A bill requiring Colorado’s rural energy cooperatives to
double their green energy output went into effect Monday.
Senate Bill 252, signed by Gov. John Hickenlooper in June,
requires rural energy companies to provide 20 percent of their energy from
renewable sources by 2020. The previous model only demanded 10 percent through
renewable means.
While forcing energy companies to rethink the way they make
electricity may sound expensive, companies are also required to refrain from
passing these mandated costs onto customers. According to the bill, customer
energy bills can only go up 2 percent in cost from normal levels through this
measure. Since they could increase 1 percent under former law, this means both
green energy requirements and the amount of costs that can be passed on to
customers rose by 100 percent.
Vocal petitioners have repeatedly said that something will
not go as planned, if energy companies are forced into renewable energy
production and have to eat the costs.
However, there are protections in the law.

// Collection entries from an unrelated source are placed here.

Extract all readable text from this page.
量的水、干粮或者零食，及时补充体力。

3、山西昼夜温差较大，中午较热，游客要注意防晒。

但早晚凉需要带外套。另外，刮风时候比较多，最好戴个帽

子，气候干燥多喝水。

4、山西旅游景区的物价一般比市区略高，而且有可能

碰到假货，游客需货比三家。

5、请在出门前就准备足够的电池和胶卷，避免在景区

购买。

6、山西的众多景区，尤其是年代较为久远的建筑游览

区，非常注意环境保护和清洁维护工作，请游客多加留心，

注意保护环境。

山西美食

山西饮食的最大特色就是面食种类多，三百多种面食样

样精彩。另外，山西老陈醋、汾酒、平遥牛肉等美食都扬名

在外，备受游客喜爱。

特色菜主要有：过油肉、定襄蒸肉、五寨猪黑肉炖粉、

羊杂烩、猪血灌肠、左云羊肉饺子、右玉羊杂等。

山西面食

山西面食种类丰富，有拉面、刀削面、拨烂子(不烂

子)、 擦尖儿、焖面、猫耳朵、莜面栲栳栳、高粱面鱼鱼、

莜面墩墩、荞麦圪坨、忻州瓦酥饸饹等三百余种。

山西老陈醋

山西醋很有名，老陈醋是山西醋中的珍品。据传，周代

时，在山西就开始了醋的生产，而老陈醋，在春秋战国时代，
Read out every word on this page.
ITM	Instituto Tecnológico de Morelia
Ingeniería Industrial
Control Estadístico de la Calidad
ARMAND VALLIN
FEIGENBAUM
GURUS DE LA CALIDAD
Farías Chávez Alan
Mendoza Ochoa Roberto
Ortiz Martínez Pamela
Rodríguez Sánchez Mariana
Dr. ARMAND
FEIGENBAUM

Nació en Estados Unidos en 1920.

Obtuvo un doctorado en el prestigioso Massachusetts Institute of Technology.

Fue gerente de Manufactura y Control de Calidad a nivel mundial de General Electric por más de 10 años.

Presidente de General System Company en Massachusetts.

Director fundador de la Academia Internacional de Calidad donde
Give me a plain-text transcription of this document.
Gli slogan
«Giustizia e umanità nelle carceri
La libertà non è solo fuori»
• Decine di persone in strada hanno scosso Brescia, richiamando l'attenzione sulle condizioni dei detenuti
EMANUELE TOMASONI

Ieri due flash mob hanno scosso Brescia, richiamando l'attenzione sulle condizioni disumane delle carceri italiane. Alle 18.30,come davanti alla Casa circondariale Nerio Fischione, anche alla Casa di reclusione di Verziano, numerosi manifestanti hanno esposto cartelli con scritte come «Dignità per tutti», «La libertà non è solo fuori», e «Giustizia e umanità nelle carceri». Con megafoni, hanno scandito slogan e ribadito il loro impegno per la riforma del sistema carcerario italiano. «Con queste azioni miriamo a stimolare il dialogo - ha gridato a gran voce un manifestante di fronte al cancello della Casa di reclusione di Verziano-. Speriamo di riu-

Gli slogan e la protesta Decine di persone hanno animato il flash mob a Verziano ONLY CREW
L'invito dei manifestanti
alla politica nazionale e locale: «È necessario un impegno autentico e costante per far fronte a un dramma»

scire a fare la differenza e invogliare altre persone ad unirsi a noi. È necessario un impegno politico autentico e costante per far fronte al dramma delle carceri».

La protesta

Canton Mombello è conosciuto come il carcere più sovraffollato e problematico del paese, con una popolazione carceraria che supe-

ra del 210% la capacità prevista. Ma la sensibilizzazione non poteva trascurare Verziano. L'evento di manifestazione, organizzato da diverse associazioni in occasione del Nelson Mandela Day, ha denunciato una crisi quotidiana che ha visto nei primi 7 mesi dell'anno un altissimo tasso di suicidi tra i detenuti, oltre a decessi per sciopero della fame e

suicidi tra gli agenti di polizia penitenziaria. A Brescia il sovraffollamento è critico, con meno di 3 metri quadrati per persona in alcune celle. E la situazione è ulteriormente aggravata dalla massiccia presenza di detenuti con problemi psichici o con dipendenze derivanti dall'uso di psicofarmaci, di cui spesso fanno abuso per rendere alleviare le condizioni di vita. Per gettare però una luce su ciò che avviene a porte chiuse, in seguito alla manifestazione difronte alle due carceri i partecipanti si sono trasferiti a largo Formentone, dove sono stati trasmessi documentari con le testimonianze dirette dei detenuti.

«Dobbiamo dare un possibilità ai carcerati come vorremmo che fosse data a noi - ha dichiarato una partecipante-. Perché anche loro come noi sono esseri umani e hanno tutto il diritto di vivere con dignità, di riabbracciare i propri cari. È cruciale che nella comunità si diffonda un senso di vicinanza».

Doug Shepman,
communications director of the Colorado Senate Majority, told the Colorado
Watchdog in an email that the renewable energy standard is frozen at whatever
green energy increase co-ops can achieve at that rate cap. So if a co-op cannot
fully reach the 20 percent renewable energy goal without raising the cost
beyond two percent, it need go no further.
The bill’s primary sponsor, Senate President John Morse, is
already facing a potential
recall vote for ignoring the concerns of rural voters.